Runtime analysis of a recursive algorithm with a tricky amount of work per recursive call

Question

I want to analyze the runtime of this algorithm:

int fun (int arr[], int n) {
    int result = 1;
    int i, j;

    if (n == 1)
        return 1;

    else {
            result = fun(arr, 2n/3);
            for (i = 1; i <= sqrt(n); i=i*2);
                for (j=0; j<sqrt(n)/i; j++)
                    result += arr[j];

            return result;
    }
}

I can see that the runtime recurrence should be something like

$\qquad\displaystyle T(n) = T\left(\frac{2n}{3}\right) + \Theta(X)$

where $X$ is the time of the extra operations per recursion.

I can also see that the extra operations are:

$\qquad\begin{align*} \sum_{i=1}^{\log(\sqrt{n})} \sum_{j=0}^{\frac{\sqrt{n}}{i}}1 &= \sum_{i=1}^{\log(\sqrt{n})}\frac{\sqrt{n}}{i} \\ &= \sqrt{n} \cdot \sum_{i=1}^{\log(\sqrt{n})} \frac{1}{i} \\ &= \sqrt{n}\cdot \log(\log(\sqrt{n})) \end{align*}$

So all in all:

$\qquad\begin{align*} T(1) &= 1 \\ T(n) &= T\left(\frac{2n}{3}\right) + \sqrt{n}\cdot \log(\log(\sqrt{n})) \end{align*}$

But I could not continue from here to solve this recursion.

Answer 1

I can see three issues with what you have.

1. There are some inaccurracies in your sums. The outer one needs rounding of the upper boundary, the inner needs a $-1$.
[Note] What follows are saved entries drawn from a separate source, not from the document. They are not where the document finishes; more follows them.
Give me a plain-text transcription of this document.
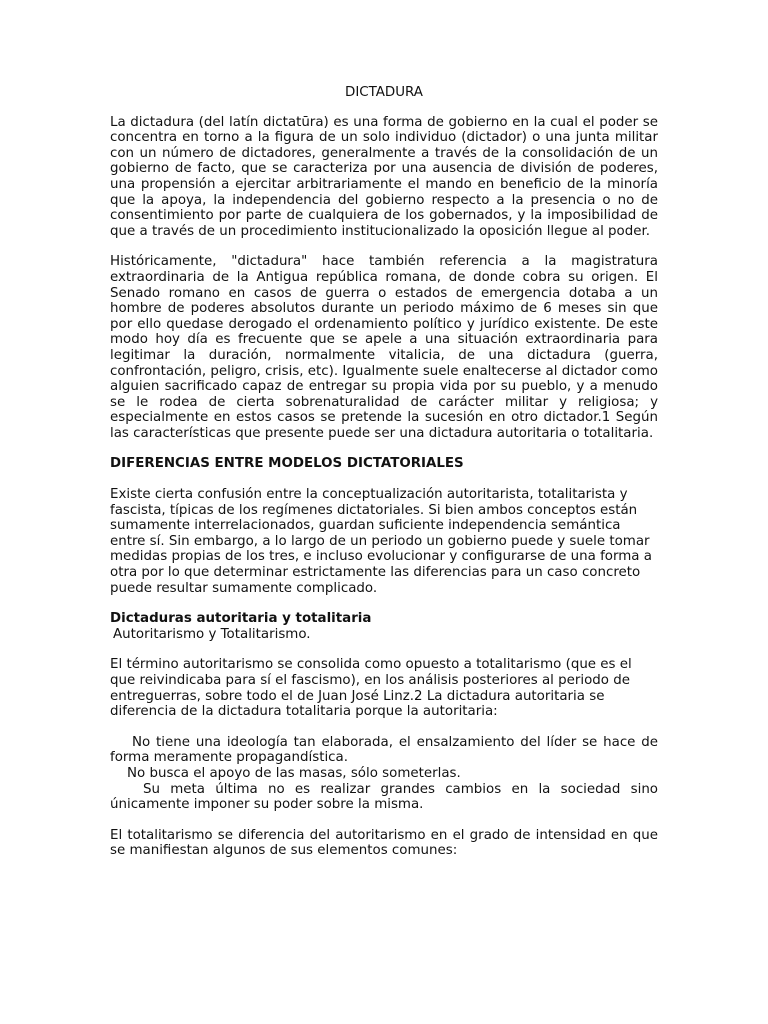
DICTADURA

La dictadura (del latín dictatūra) es una forma de gobierno en la cual el poder se concentra en torno a la figura de un solo individuo (dictador) o una junta militar con un número de dictadores, generalmente a través de la consolidación de un gobierno de facto, que se caracteriza por una ausencia de división de poderes, una propensión a ejercitar arbitrariamente el mando en beneficio de la minoría que la apoya, la independencia del gobierno respecto a la presencia o no de consentimiento por parte de cualquiera de los gobernados, y la imposibilidad de que a través de un procedimiento institucionalizado la oposición llegue al poder.

Históricamente, "dictadura" hace también referencia a la magistratura extraordinaria de la Antigua república romana, de donde cobra su origen. El Senado romano en casos de guerra o estados de emergencia dotaba a un hombre de poderes absolutos durante un periodo máximo de 6 meses sin que por ello quedase derogado el ordenamiento político y jurídico existente. De este modo hoy día es frecuente que se apele a una situación extraordinaria para legitimar la duración, normalmente vitalicia, de una dictadura (guerra, confrontación, peligro, crisis, etc). Igualmente suele enaltecerse al dictador como alguien sacrificado capaz de entregar su propia vida por su pueblo, y a menudo se le rodea de cierta sobrenaturalidad de carácter militar y religiosa; y especialmente en estos casos se pretende la sucesión en otro dictador.1 Según las características que presente puede ser una dictadura autoritaria o totalitaria.

DIFERENCIAS ENTRE MODELOS DICTATORIALES

Existe cierta confusión entre la conceptualización autoritarista, totalitarista y fascista, típicas de los regímenes dictatoriales. Si bien ambos conceptos están sumamente interrelacionados, guardan suficiente independencia semántica entre sí. Sin embargo, a lo largo de un periodo un gobierno puede y suele tomar medidas propias de los tres, e incluso evolucionar y configurarse de una forma a otra por lo que determinar estrictamente las diferencias para un caso concreto puede resultar sumamente complicado.

Dictaduras autoritaria y totalitaria

Autoritarismo y Totalitarismo.

El término autoritarismo se consolida como opuesto a totalitarismo (que es el que reivindicaba para sí el fascismo), en los análisis posteriores al periodo de entreguerras, sobre todo el de Juan José Linz.2 La dictadura autoritaria se diferencia de la dictadura totalitaria porque la autoritaria:

No tiene una ideología tan elaborada, el ensalzamiento del líder se hace de forma meramente propagandística.

No busca el apoyo de las masas, sólo someterlas.

Su meta última no es realizar grandes cambios en la sociedad sino únicamente imponer su poder sobre la misma.

El totalitarismo se diferencia del autoritarismo en el grado de intensidad en que se manifiestan algunos de sus elementos comunes:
2. $\displaystyle \sum_{i=1}^{\log(\sqrt{n})} \frac{1}{i} \neq \log(\log(\sqrt{n}))$

   The true value of the sum is $H_{\log(\sqrt{n})}$ (will change slightly if you fix the sums). It's true that the difference vanishes in $\Theta$ if you go that route, but better not write equality where it does not hold.

3. You dropped the recursion at the end! You should have

   $\qquad \displaystyle T(n) = T(2/3 \cdot n) + \dots$

From there, unfold the recurrence:

$\qquad\begin{align*} T(n) &= T(2/3 \cdot n) + f(n) \\ &= T(4/9 \cdot n) + f(2/3 \cdot n) + f(n) \\ &\dots \end{align*}$

Spot a pattern, guess the solution and prove it correct by induction! This part is well covered by our reference question in case you have trouble.